A discussion from Congress 2015 that really stood out to me involved whether or not you can do your family history from home. I always find this an interesting topic/debate, and it is one I believe comes up frequently at such events.
On this occasion, the discussion was closely linked to whether younger people are members of societies, such as the Genealogical Society of Queensland (GSQ), and how such societies might attract younger members, particularly now that the internet is what it is.
I know you’ve heard much of it, if not all of it, before: you can’t do all your research at home. You need to get out – to archives, cemeteries, anywhere and everywhere your ancestors’ lives might be recorded – to look at original records yourself. Of course, as the argument goes, not everything is online.
And I don’t want to debate that. It’s true. I know it’s true, and I never pretend that I will be able to do it all from home. However, I have a young family – the youngest of my three children is just six years old – so jetting off to Ireland and the UK is just not on my agenda for the next ten or so years. Yet I still (sometimes, though not always) have a little trouble swallowing these discussions when they come up. In particular, I have two issues.
Often, when this topic is raised, someone makes the assumption that if you are doing even most, if not all, of your research from home, you must be making mistakes. I have no doubt that a number of people researching from home make mistakes. However, I also have no doubt that a number of people who access the original documents also make mistakes.
|National Archives of Australia, Canberra
Photo by Bidgee
I see two ways around this, though one may not be available to some people – I am fortunate enough to be able to go away without my children for short periods, though I don’t expect everyone is. Unfortunately I can’t leave them behind for long enough to trawl records in Ireland or the UK. But I do recommend doing as much of your local research as you can. For me, this meant accessing records at the National Archives of Australia (NAA) and the National Library of Australia (NLA) while I was in Canberra. To some degree, I could have accessed these records without leaving home. For instance, I could have paid the digitisation fee for the records at NAA, and a colour photocopied copy would have been sent to me in due course, as well as the file then being available online for anyone else who chose to look at it. I have done this before and, depending who you’re looking up – ie high priority on your ancestor list or not – it can be quite inexpensive. The same isn’t true for NLA. While I could probably have organised an inter-library loan through my local library to gain access to the books I looked at while there, I also accessed unpublished papers, which are only available on site.
The other issue I have, which doesn’t always come up, but did at Congress, was that the discussion sometimes includes the need for societies to attract younger members. In itself, this is fine: of course societies should try to attract members. But it struck me that attracting younger members is not likely to happen when the conversation seems a little hostile towards people – like parents of young children – who won’t be expecting to travel far from home.
I’m not suggesting younger people aren’t interested in, or shouldn’t be interested in researching their family histories.

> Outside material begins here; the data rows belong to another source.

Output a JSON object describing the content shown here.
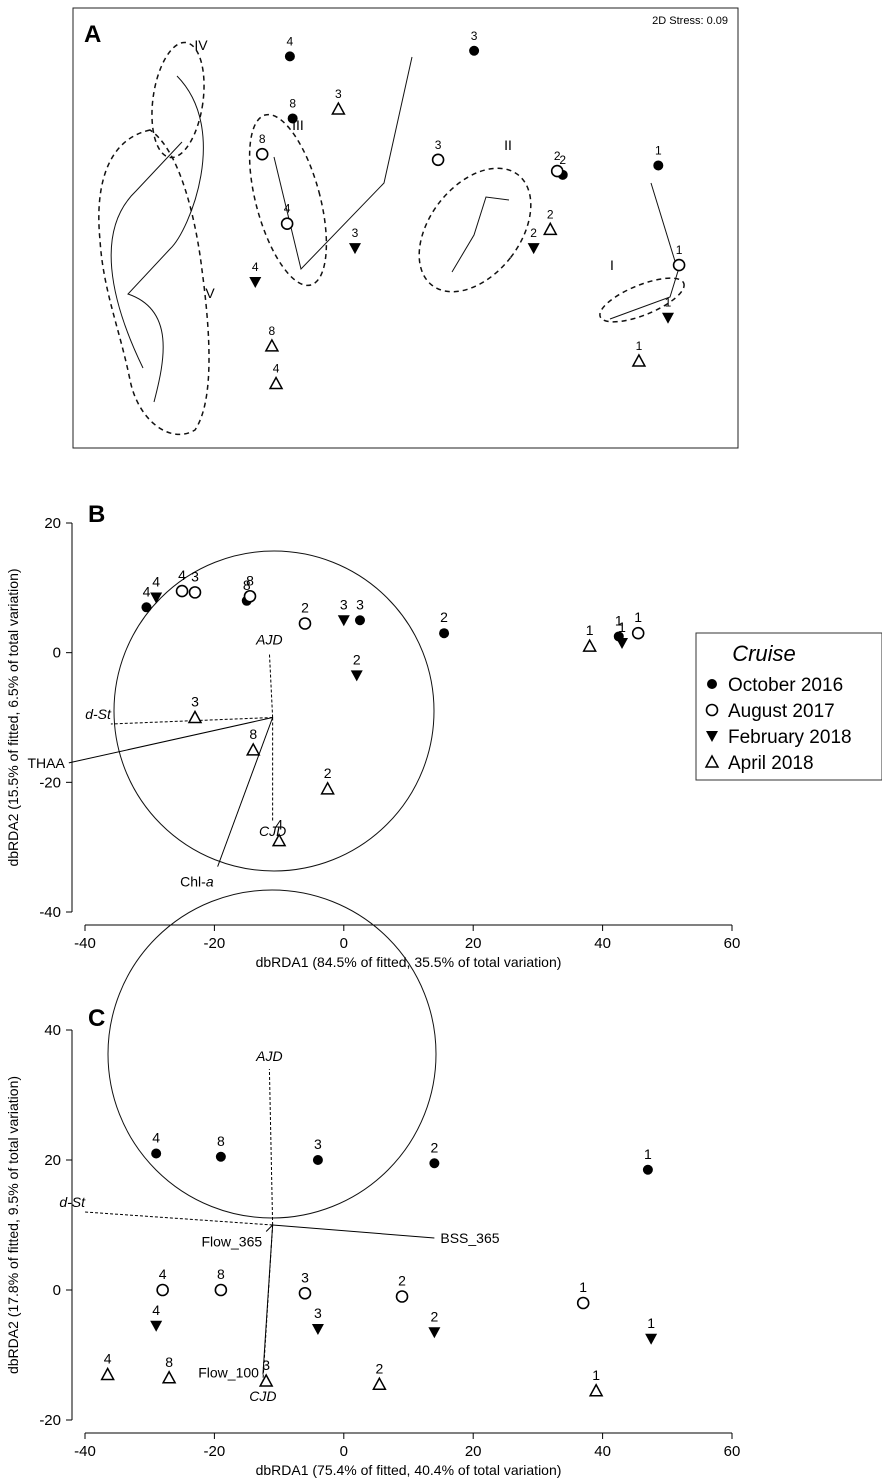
{
  "legend": {
    "title": "Cruise",
    "entries": [
      {
        "label": "October 2016",
        "marker": "filled-circle"
      },
      {
        "label": "August 2017",
        "marker": "open-circle"
      },
      {
        "label": "February 2018",
        "marker": "filled-triangle-down"
      },
      {
        "label": "April 2018",
        "marker": "open-triangle-up"
      }
    ],
    "placement": "right-middle"
  },
  "chart_data": [
    {
      "type": "scatter",
      "panel_letter": "A",
      "stress_label": "2D Stress: 0.09",
      "axes_shown": false,
      "points": [
        {
          "series": "October 2016",
          "label": "4",
          "x": -0.73,
          "y": 0.95
        },
        {
          "series": "October 2016",
          "label": "8",
          "x": -0.71,
          "y": 0.62
        },
        {
          "series": "October 2016",
          "label": "3",
          "x": 0.6,
          "y": 0.98
        },
        {
          "series": "October 2016",
          "label": "2",
          "x": 1.24,
          "y": 0.32
        },
        {
          "series": "October 2016",
          "label": "1",
          "x": 1.93,
          "y": 0.37
        },
        {
          "series": "August 2017",
          "label": "8",
          "x": -0.93,
          "y": 0.43
        },
        {
          "series": "August 2017",
          "label": "4",
          "x": -0.75,
          "y": 0.06
        },
        {
          "series": "August 2017",
          "label": "3",
          "x": 0.34,
          "y": 0.4
        },
        {
          "series": "August 2017",
          "label": "2",
          "x": 1.2,
          "y": 0.34
        },
        {
          "series": "August 2017",
          "label": "1",
          "x": 2.08,
          "y": -0.16
        },
        {
          "series": "February 2018",
          "label": "4",
          "x": -0.98,
          "y": -0.25
        },
        {
          "series": "February 2018",
          "label": "3",
          "x": -0.26,
          "y": -0.07
        },
        {
          "series": "February 2018",
          "label": "2",
          "x": 1.03,
          "y": -0.07
        },
        {
          "series": "February 2018",
          "label": "1",
          "x": 2.0,
          "y": -0.44
        },
        {
          "series": "April 2018",
          "label": "3",
          "x": -0.38,
          "y": 0.67
        },
        {
          "series": "April 2018",
          "label": "2",
          "x": 1.15,
          "y": 0.03
        },
        {
          "series": "April 2018",
          "label": "1",
          "x": 1.79,
          "y": -0.67
        },
        {
          "series": "April 2018",
          "label": "8",
          "x": -0.86,
          "y": -0.59
        },
        {
          "series": "April 2018",
          "label": "4",
          "x": -0.83,
          "y": -0.79
        }
      ],
      "groups": [
        {
          "label": "I"
        },
        {
          "label": "II"
        },
        {
          "label": "III"
        },
        {
          "label": "IV"
        },
        {
          "label": "V"
        }
      ]
    },
    {
      "type": "scatter",
      "panel_letter": "B",
      "xlabel": "dbRDA1 (84.5% of fitted, 35.5% of total variation)",
      "ylabel": "dbRDA2 (15.5% of fitted, 6.5% of total variation)",
      "xlim": [
        -40,
        60
      ],
      "ylim": [
        -40,
        20
      ],
      "xticks": [
        "-40",
        "-20",
        "0",
        "20",
        "40",
        "60"
      ],
      "yticks": [
        "20",
        "0",
        "-20",
        "-40"
      ],
      "points": [
        {
          "series": "October 2016",
          "label": "4",
          "x": -30.5,
          "y": 7
        },
        {
          "series": "October 2016",
          "label": "8",
          "x": -15,
          "y": 8
        },
        {
          "series": "October 2016",
          "label": "3",
          "x": 2.5,
          "y": 5
        },
        {
          "series": "October 2016",
          "label": "2",
          "x": 15.5,
          "y": 3
        },
        {
          "series": "October 2016",
          "label": "1",
          "x": 42.5,
          "y": 2.5
        },
        {
          "series": "August 2017",
          "label": "4",
          "x": -25,
          "y": 9.5
        },
        {
          "series": "August 2017",
          "label": "3",
          "x": -23,
          "y": 9.3
        },
        {
          "series": "August 2017",
          "label": "8",
          "x": -14.5,
          "y": 8.7
        },
        {
          "series": "August 2017",
          "label": "2",
          "x": -6,
          "y": 4.5
        },
        {
          "series": "August 2017",
          "label": "1",
          "x": 45.5,
          "y": 3
        },
        {
          "series": "February 2018",
          "label": "4",
          "x": -29,
          "y": 8.5
        },
        {
          "series": "February 2018",
          "label": "3",
          "x": 0,
          "y": 5
        },
        {
          "series": "February 2018",
          "label": "2",
          "x": 2,
          "y": -3.5
        },
        {
          "series": "February 2018",
          "label": "1",
          "x": 43,
          "y": 1.5
        },
        {
          "series": "April 2018",
          "label": "3",
          "x": -23,
          "y": -10
        },
        {
          "series": "April 2018",
          "label": "8",
          "x": -14,
          "y": -15
        },
        {
          "series": "April 2018",
          "label": "2",
          "x": -2.5,
          "y": -21
        },
        {
          "series": "April 2018",
          "label": "4",
          "x": -10,
          "y": -29
        },
        {
          "series": "April 2018",
          "label": "1",
          "x": 38,
          "y": 1
        }
      ],
      "vectors": [
        {
          "label": "AJD",
          "x": -11.5,
          "y": 0,
          "dashed": true
        },
        {
          "label": "d-St",
          "x": -36,
          "y": -11,
          "dashed": true
        },
        {
          "label": "THAA",
          "x": -42.5,
          "y": -17,
          "dashed": false
        },
        {
          "label": "CJD",
          "x": -11,
          "y": -26,
          "dashed": true
        },
        {
          "label": "Chl-a",
          "x": -19.5,
          "y": -33,
          "dashed": false
        }
      ]
    },
    {
      "type": "scatter",
      "panel_letter": "C",
      "xlabel": "dbRDA1 (75.4% of fitted, 40.4% of total variation)",
      "ylabel": "dbRDA2 (17.8% of fitted, 9.5% of total variation)",
      "xlim": [
        -40,
        60
      ],
      "ylim": [
        -20,
        40
      ],
      "xticks": [
        "-40",
        "-20",
        "0",
        "20",
        "40",
        "60"
      ],
      "yticks": [
        "40",
        "20",
        "0",
        "-20"
      ],
      "points": [
        {
          "series": "October 2016",
          "label": "4",
          "x": -29,
          "y": 21
        },
        {
          "series": "October 2016",
          "label": "8",
          "x": -19,
          "y": 20.5
        },
        {
          "series": "October 2016",
          "label": "3",
          "x": -4,
          "y": 20
        },
        {
          "series": "October 2016",
          "label": "2",
          "x": 14,
          "y": 19.5
        },
        {
          "series": "October 2016",
          "label": "1",
          "x": 47,
          "y": 18.5
        },
        {
          "series": "August 2017",
          "label": "4",
          "x": -28,
          "y": 0
        },
        {
          "series": "August 2017",
          "label": "8",
          "x": -19,
          "y": 0
        },
        {
          "series": "August 2017",
          "label": "3",
          "x": -6,
          "y": -0.5
        },
        {
          "series": "August 2017",
          "label": "2",
          "x": 9,
          "y": -1
        },
        {
          "series": "August 2017",
          "label": "1",
          "x": 37,
          "y": -2
        },
        {
          "series": "February 2018",
          "label": "4",
          "x": -29,
          "y": -5.5
        },
        {
          "series": "February 2018",
          "label": "3",
          "x": -4,
          "y": -6
        },
        {
          "series": "February 2018",
          "label": "2",
          "x": 14,
          "y": -6.5
        },
        {
          "series": "February 2018",
          "label": "1",
          "x": 47.5,
          "y": -7.5
        },
        {
          "series": "April 2018",
          "label": "4",
          "x": -36.5,
          "y": -13
        },
        {
          "series": "April 2018",
          "label": "8",
          "x": -27,
          "y": -13.5
        },
        {
          "series": "April 2018",
          "label": "3",
          "x": -12,
          "y": -14
        },
        {
          "series": "April 2018",
          "label": "2",
          "x": 5.5,
          "y": -14.5
        },
        {
          "series": "April 2018",
          "label": "1",
          "x": 39,
          "y": -15.5
        }
      ],
      "vectors": [
        {
          "label": "AJD",
          "x": -11.5,
          "y": 34,
          "dashed": true
        },
        {
          "label": "d-St",
          "x": -40,
          "y": 12,
          "dashed": true
        },
        {
          "label": "BSS_365",
          "x": 14,
          "y": 8,
          "dashed": false
        },
        {
          "label": "Flow_365",
          "x": -12,
          "y": 9,
          "dashed": false
        },
        {
          "label": "Flow_100",
          "x": -12.5,
          "y": -13,
          "dashed": false
        },
        {
          "label": "CJD",
          "x": -12.5,
          "y": -14,
          "dashed": true
        }
      ]
    }
  ]
}
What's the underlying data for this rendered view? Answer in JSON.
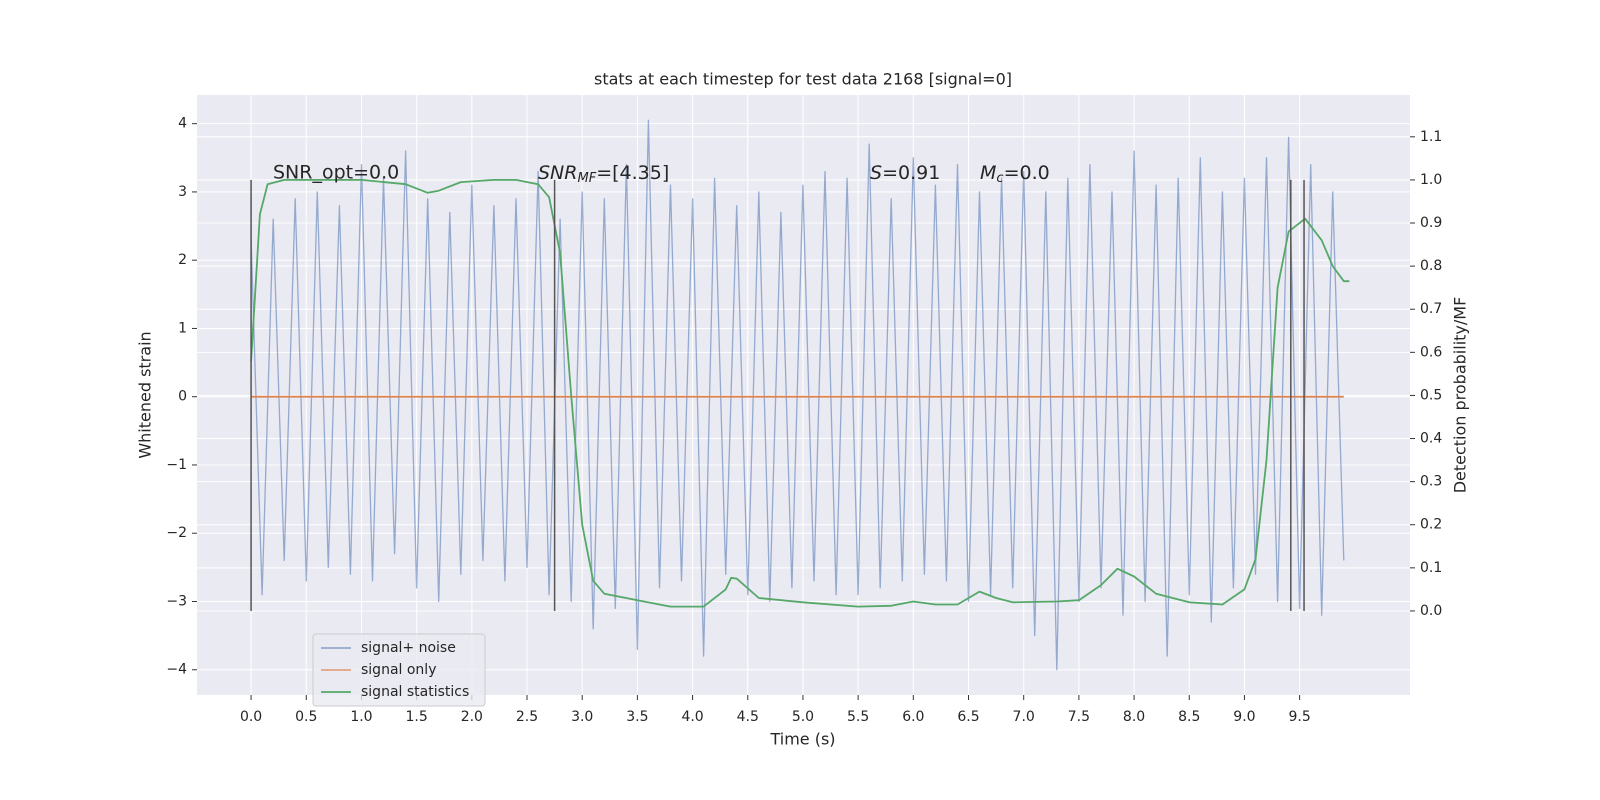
{
  "chart_data": {
    "type": "line",
    "title": "stats at each timestep for test data 2168 [signal=0]",
    "xlabel": "Time (s)",
    "ylabel": "Whitened strain",
    "y2label": "Detection probability/MF",
    "xlim": [
      -0.49,
      10.5
    ],
    "ylim": [
      -4.37,
      4.42
    ],
    "y2lim": [
      -0.195,
      1.197
    ],
    "xticks": [
      {
        "value": 0,
        "label": "0.0"
      },
      {
        "value": 0.5,
        "label": "0.5"
      },
      {
        "value": 1,
        "label": "1.0"
      },
      {
        "value": 1.5,
        "label": "1.5"
      },
      {
        "value": 2,
        "label": "2.0"
      },
      {
        "value": 2.5,
        "label": "2.5"
      },
      {
        "value": 3,
        "label": "3.0"
      },
      {
        "value": 3.5,
        "label": "3.5"
      },
      {
        "value": 4,
        "label": "4.0"
      },
      {
        "value": 4.5,
        "label": "4.5"
      },
      {
        "value": 5,
        "label": "5.0"
      },
      {
        "value": 5.5,
        "label": "5.5"
      },
      {
        "value": 6,
        "label": "6.0"
      },
      {
        "value": 6.5,
        "label": "6.5"
      },
      {
        "value": 7,
        "label": "7.0"
      },
      {
        "value": 7.5,
        "label": "7.5"
      },
      {
        "value": 8,
        "label": "8.0"
      },
      {
        "value": 8.5,
        "label": "8.5"
      },
      {
        "value": 9,
        "label": "9.0"
      },
      {
        "value": 9.5,
        "label": "9.5"
      }
    ],
    "yticks": [
      {
        "value": -4,
        "label": "−4"
      },
      {
        "value": -3,
        "label": "−3"
      },
      {
        "value": -2,
        "label": "−2"
      },
      {
        "value": -1,
        "label": "−1"
      },
      0,
      1,
      2,
      3,
      4
    ],
    "y2ticks": [
      {
        "value": 0,
        "label": "0.0"
      },
      {
        "value": 0.1,
        "label": "0.1"
      },
      {
        "value": 0.2,
        "label": "0.2"
      },
      {
        "value": 0.3,
        "label": "0.3"
      },
      {
        "value": 0.4,
        "label": "0.4"
      },
      {
        "value": 0.5,
        "label": "0.5"
      },
      {
        "value": 0.6,
        "label": "0.6"
      },
      {
        "value": 0.7,
        "label": "0.7"
      },
      {
        "value": 0.8,
        "label": "0.8"
      },
      {
        "value": 0.9,
        "label": "0.9"
      },
      {
        "value": 1,
        "label": "1.0"
      },
      {
        "value": 1.1,
        "label": "1.1"
      }
    ],
    "grid": true,
    "legend": "lower left",
    "series": [
      {
        "name": "signal+ noise",
        "color": "#4c72b0",
        "x": [
          0.0,
          0.1,
          0.2,
          0.3,
          0.4,
          0.5,
          0.6,
          0.7,
          0.8,
          0.9,
          1.0,
          1.1,
          1.2,
          1.3,
          1.4,
          1.5,
          1.6,
          1.7,
          1.8,
          1.9,
          2.0,
          2.1,
          2.2,
          2.3,
          2.4,
          2.5,
          2.6,
          2.7,
          2.8,
          2.9,
          3.0,
          3.1,
          3.2,
          3.3,
          3.4,
          3.5,
          3.6,
          3.7,
          3.8,
          3.9,
          4.0,
          4.1,
          4.2,
          4.3,
          4.4,
          4.5,
          4.6,
          4.7,
          4.8,
          4.9,
          5.0,
          5.1,
          5.2,
          5.3,
          5.4,
          5.5,
          5.6,
          5.7,
          5.8,
          5.9,
          6.0,
          6.1,
          6.2,
          6.3,
          6.4,
          6.5,
          6.6,
          6.7,
          6.8,
          6.9,
          7.0,
          7.1,
          7.2,
          7.3,
          7.4,
          7.5,
          7.6,
          7.7,
          7.8,
          7.9,
          8.0,
          8.1,
          8.2,
          8.3,
          8.4,
          8.5,
          8.6,
          8.7,
          8.8,
          8.9,
          9.0,
          9.1,
          9.2,
          9.3,
          9.4,
          9.5,
          9.6,
          9.7,
          9.8,
          9.9
        ],
        "values": [
          2.3,
          -2.9,
          2.6,
          -2.4,
          2.9,
          -2.7,
          3.0,
          -2.5,
          2.8,
          -2.6,
          3.4,
          -2.7,
          3.2,
          -2.3,
          3.6,
          -2.8,
          2.9,
          -3.0,
          2.7,
          -2.6,
          3.1,
          -2.4,
          2.8,
          -2.7,
          2.9,
          -2.5,
          3.3,
          -2.9,
          2.6,
          -3.0,
          3.0,
          -3.4,
          2.9,
          -3.1,
          3.4,
          -3.7,
          4.05,
          -2.8,
          3.1,
          -2.7,
          2.9,
          -3.8,
          3.2,
          -2.6,
          2.8,
          -2.9,
          3.0,
          -3.0,
          2.7,
          -2.8,
          3.1,
          -2.7,
          3.3,
          -2.9,
          3.2,
          -2.9,
          3.7,
          -2.8,
          2.9,
          -2.7,
          3.5,
          -2.6,
          3.1,
          -2.7,
          3.4,
          -3.0,
          3.0,
          -2.9,
          3.2,
          -2.8,
          3.3,
          -3.5,
          3.0,
          -4.0,
          3.2,
          -3.0,
          3.4,
          -2.8,
          3.0,
          -3.2,
          3.6,
          -3.0,
          3.1,
          -3.8,
          3.2,
          -2.9,
          3.5,
          -3.3,
          3.0,
          -2.8,
          3.2,
          -2.6,
          3.5,
          -3.0,
          3.8,
          -3.1,
          3.4,
          -3.2,
          3.0,
          -2.4
        ]
      },
      {
        "name": "signal only",
        "color": "#dd8452",
        "x": [
          0.0,
          9.9
        ],
        "values": [
          0,
          0
        ]
      },
      {
        "name": "signal statistics",
        "color": "#55a868",
        "axis": "y2",
        "x": [
          0.0,
          0.08,
          0.15,
          0.3,
          0.6,
          1.0,
          1.4,
          1.6,
          1.7,
          1.9,
          2.2,
          2.4,
          2.6,
          2.7,
          2.8,
          2.9,
          3.0,
          3.1,
          3.2,
          3.5,
          3.8,
          4.1,
          4.3,
          4.35,
          4.4,
          4.6,
          5.0,
          5.5,
          5.8,
          6.0,
          6.2,
          6.4,
          6.6,
          6.75,
          6.9,
          7.3,
          7.5,
          7.7,
          7.85,
          8.0,
          8.2,
          8.5,
          8.8,
          9.0,
          9.1,
          9.2,
          9.3,
          9.4,
          9.55,
          9.7,
          9.8,
          9.9,
          9.95
        ],
        "values": [
          0.58,
          0.92,
          0.99,
          1.0,
          1.0,
          1.0,
          0.99,
          0.97,
          0.975,
          0.995,
          1.0,
          1.0,
          0.99,
          0.96,
          0.83,
          0.5,
          0.2,
          0.07,
          0.04,
          0.025,
          0.01,
          0.01,
          0.05,
          0.077,
          0.075,
          0.03,
          0.02,
          0.01,
          0.012,
          0.022,
          0.015,
          0.015,
          0.045,
          0.03,
          0.02,
          0.022,
          0.025,
          0.06,
          0.098,
          0.08,
          0.04,
          0.02,
          0.015,
          0.05,
          0.12,
          0.35,
          0.75,
          0.88,
          0.91,
          0.86,
          0.8,
          0.765,
          0.765
        ]
      }
    ],
    "vlines": {
      "x": [
        0,
        2.75,
        9.42,
        9.54
      ],
      "ymin": 0,
      "ymax": 1,
      "axis": "y2",
      "color": "#555555"
    },
    "annotations": [
      {
        "text": "SNR_opt=0.0"
      },
      {
        "math": "SNR",
        "sub": "MF",
        "rest": "=[4.35]"
      },
      {
        "math": "S",
        "rest": "=0.91"
      },
      {
        "math": "M",
        "sub": "c",
        "rest": "=0.0"
      }
    ]
  }
}
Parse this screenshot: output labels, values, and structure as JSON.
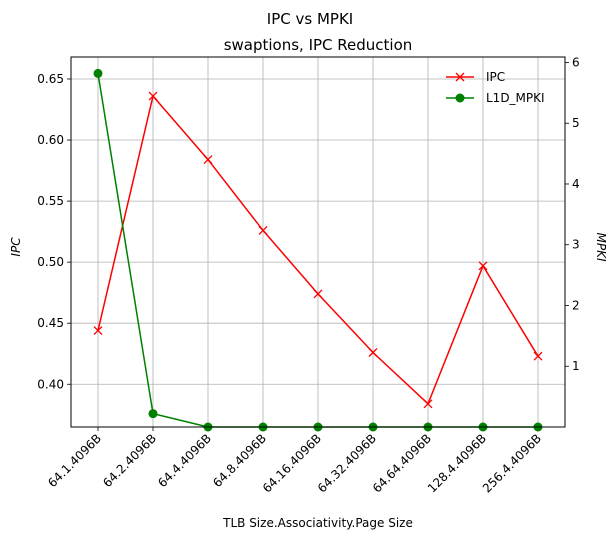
{
  "chart_data": {
    "type": "line",
    "title": "IPC vs MPKI",
    "subtitle": "swaptions, IPC Reduction",
    "xlabel": "TLB Size.Associativity.Page Size",
    "ylabel_left": "IPC",
    "ylabel_right": "MPKI",
    "categories": [
      "64.1.4096B",
      "64.2.4096B",
      "64.4.4096B",
      "64.8.4096B",
      "64.16.4096B",
      "64.32.4096B",
      "64.64.4096B",
      "128.4.4096B",
      "256.4.4096B"
    ],
    "ylim_left": [
      0.365,
      0.668
    ],
    "ylim_right": [
      0.0,
      6.09
    ],
    "yticks_left": [
      "0.40",
      "0.45",
      "0.50",
      "0.55",
      "0.60",
      "0.65"
    ],
    "yticks_right": [
      "1",
      "2",
      "3",
      "4",
      "5",
      "6"
    ],
    "grid": true,
    "legend_position": "top-right",
    "series": [
      {
        "name": "IPC",
        "axis": "left",
        "marker": "x",
        "color": "#ff0000",
        "values": [
          0.444,
          0.636,
          0.584,
          0.526,
          0.474,
          0.426,
          0.384,
          0.497,
          0.423
        ]
      },
      {
        "name": "L1D_MPKI",
        "axis": "right",
        "marker": "o",
        "color": "#008000",
        "values": [
          5.82,
          0.22,
          0.0,
          0.0,
          0.0,
          0.0,
          0.0,
          0.0,
          0.0
        ]
      }
    ]
  }
}
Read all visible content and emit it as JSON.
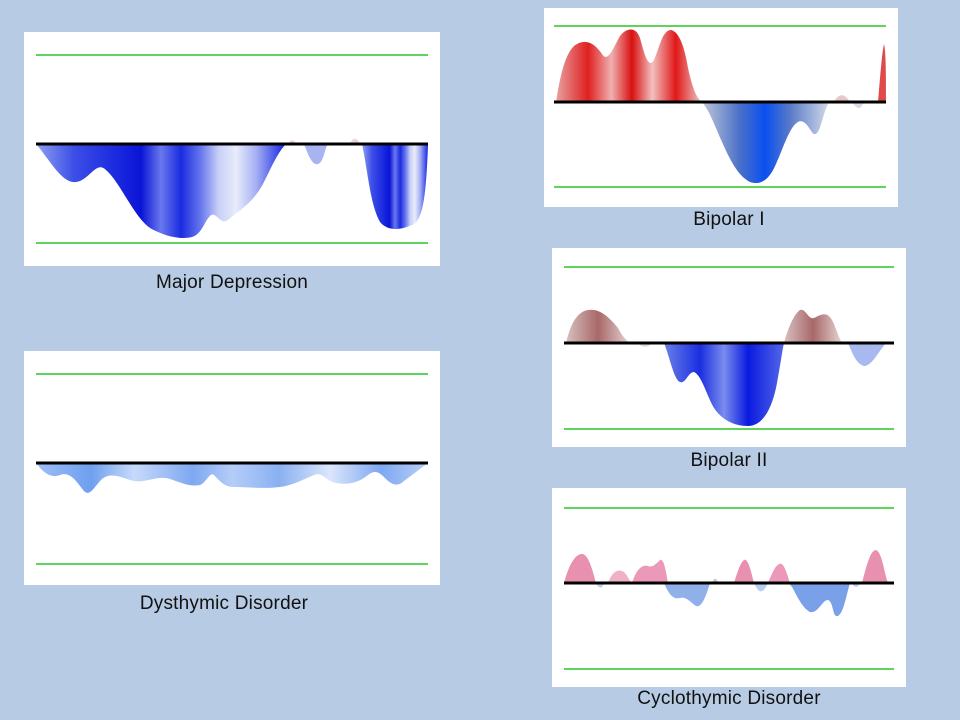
{
  "colors": {
    "background": "#b7cce4",
    "panel": "#ffffff",
    "baseline": "#000000",
    "limit_lines": "#5fd35a",
    "depression": "#0a1fe0",
    "mania": "#e01010",
    "mild_depression": "#6f9ff0",
    "hypomania": "#a06060",
    "mild_mania": "#e07fa0"
  },
  "panels": {
    "major_depression": {
      "caption": "Major Depression"
    },
    "dysthymic": {
      "caption": "Dysthymic Disorder"
    },
    "bipolar1": {
      "caption": "Bipolar I"
    },
    "bipolar2": {
      "caption": "Bipolar II"
    },
    "cyclothymic": {
      "caption": "Cyclothymic Disorder"
    }
  }
}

After all, I’m considered to be young and I love researching my family history. Rather, I think perhaps the conversation might change a little. It might focus on what people CAN expect to achieve as well as to include a (positive) discussion that some brick walls may have to remain until their circumstances change and they can get themselves to the original documents. Even if that’s ten – or even twenty – years off. Who hasn’t waited years to break down a brick wall anyway? Would it be so bad to have to accept it’s there for a while without properly trying?
While I generally don’t venture too far from home to engage in my research, I do find that leaving home can be quite beneficial, even without going far. Even though none of my family history is in Queensland, I find that being a member of GSQ is extremely valuable. For one, I can use the library to access various databases (which would be quite expensive to have at home, especially all of them) and resources about a wide variety of topics, including the places overseas where my ancestors came from. Also, and more importantly to me, I get to meet and talk with others who have a shared interest and (often) a great deal more experience than I have. One of the wonderful things about researching your family history is that most of the people you meet along the way are very generous when it comes to sharing what they know. On the flip side, I feel good too when I can share what I know. And one thing I do know is that it is okay to be ‘doing’ this without planning any big research trips in the near future. I hope you agree.